Michael Green, former Asia adviser to George W Bush, said Biden had to “reset the chessboard quickly” to deal with China, but warned that the US president faced constraints over a lack of consensus on trade policy and debates about levels of military spending.

He said the Munich Security Conference, at which German chancellor Angela Merkel and French president Emmanuel Macron adopted softer approaches to China, reinforced the view that the “Europeans were still obstreperous” about crafting a common China policy.

“This was the fastest play on the board and they did it big,” Green said. “The provision of public goods is not something that China can call containment, but it shows the limits of Beijing’s influence.”

One US official said Biden wanted to make the Quad more central to US policy in the Indo-Pacific.

He said the vaccine effort was a critical test of whether the Quad would be strategically important. “The thing that has brought all these countries together is an insistence on providing practical concrete help.

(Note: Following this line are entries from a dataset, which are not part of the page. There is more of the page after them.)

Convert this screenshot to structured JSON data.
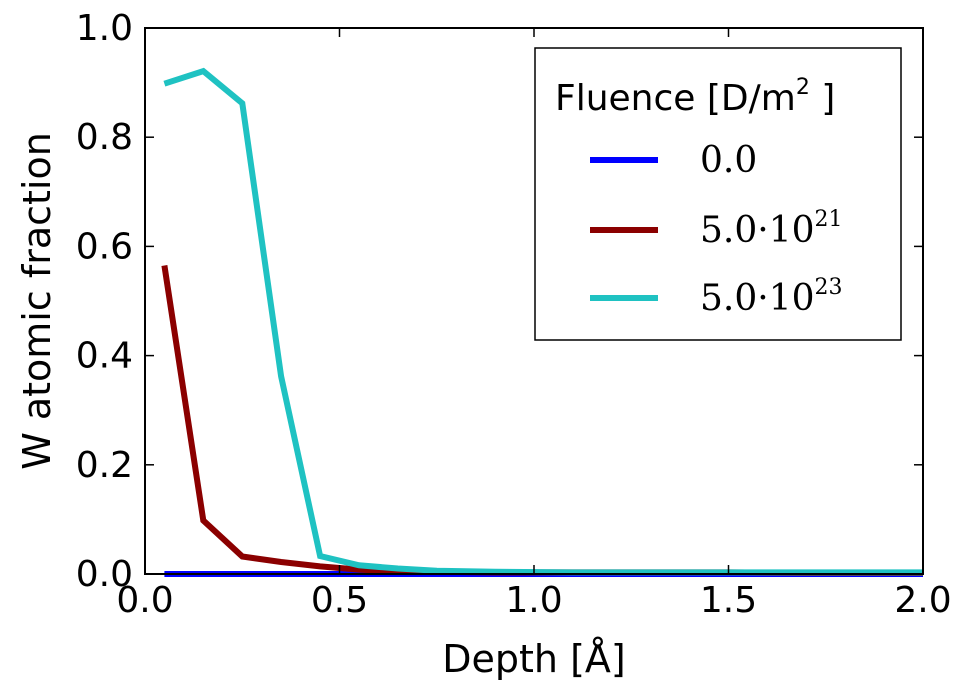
{
  "chart_data": {
    "type": "line",
    "title": "",
    "xlabel": "Depth [Å]",
    "ylabel": "W atomic fraction",
    "xlim": [
      0.0,
      2.0
    ],
    "ylim": [
      0.0,
      1.0
    ],
    "xticks": [
      "0.0",
      "0.5",
      "1.0",
      "1.5",
      "2.0"
    ],
    "yticks": [
      "0.0",
      "0.2",
      "0.4",
      "0.6",
      "0.8",
      "1.0"
    ],
    "grid": false,
    "legend": {
      "placement": "top-right",
      "title_main": "Fluence [D/m",
      "title_sup": "2",
      "title_end": " ]"
    },
    "series": [
      {
        "name": "0.0",
        "name_main": "0.0",
        "name_sup": "",
        "color": "#0000ff",
        "x": [
          0.05,
          0.15,
          0.25,
          0.35,
          0.45,
          0.55,
          0.65,
          0.75,
          0.9,
          1.1,
          1.3,
          1.5,
          1.7,
          1.9,
          2.0
        ],
        "y": [
          0.0,
          0.0,
          0.0,
          0.0,
          0.0,
          0.0,
          0.0,
          0.0,
          0.0,
          0.0,
          0.0,
          0.0,
          0.0,
          0.0,
          0.0
        ]
      },
      {
        "name": "5.0·10^21",
        "name_main": "5.0·10",
        "name_sup": "21",
        "color": "#8b0000",
        "x": [
          0.05,
          0.15,
          0.25,
          0.35,
          0.45,
          0.55,
          0.65,
          0.75,
          0.9,
          1.1,
          1.3,
          1.5,
          1.7,
          1.9,
          2.0
        ],
        "y": [
          0.565,
          0.098,
          0.032,
          0.022,
          0.014,
          0.008,
          0.005,
          0.004,
          0.003,
          0.003,
          0.003,
          0.003,
          0.002,
          0.002,
          0.002
        ]
      },
      {
        "name": "5.0·10^23",
        "name_main": "5.0·10",
        "name_sup": "23",
        "color": "#1fc2c2",
        "x": [
          0.05,
          0.15,
          0.25,
          0.35,
          0.45,
          0.55,
          0.65,
          0.75,
          0.9,
          1.1,
          1.3,
          1.5,
          1.7,
          1.9,
          2.0
        ],
        "y": [
          0.898,
          0.921,
          0.862,
          0.362,
          0.033,
          0.016,
          0.01,
          0.006,
          0.004,
          0.003,
          0.003,
          0.003,
          0.003,
          0.003,
          0.003
        ]
      }
    ]
  }
}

If the Quad cannot constructively address these issues, we will quickly lose relevance.”

Tanvi Madan, an India expert at the Brookings Institution, said the plan showed that the Quad could make a positive contribution that would help alleviate doubts about its effectiveness.

“It can be visible proof of concept for a grouping that has been dismissed by critics as . . . a meaningless talk shop,” she added.

Hugh White, professor of strategic studies at Australian National University in Canberra, said Biden’s decision to elevate the Quad to the head-of-government level was “an important sign of the high priority he gives to responding to China’s challenge”.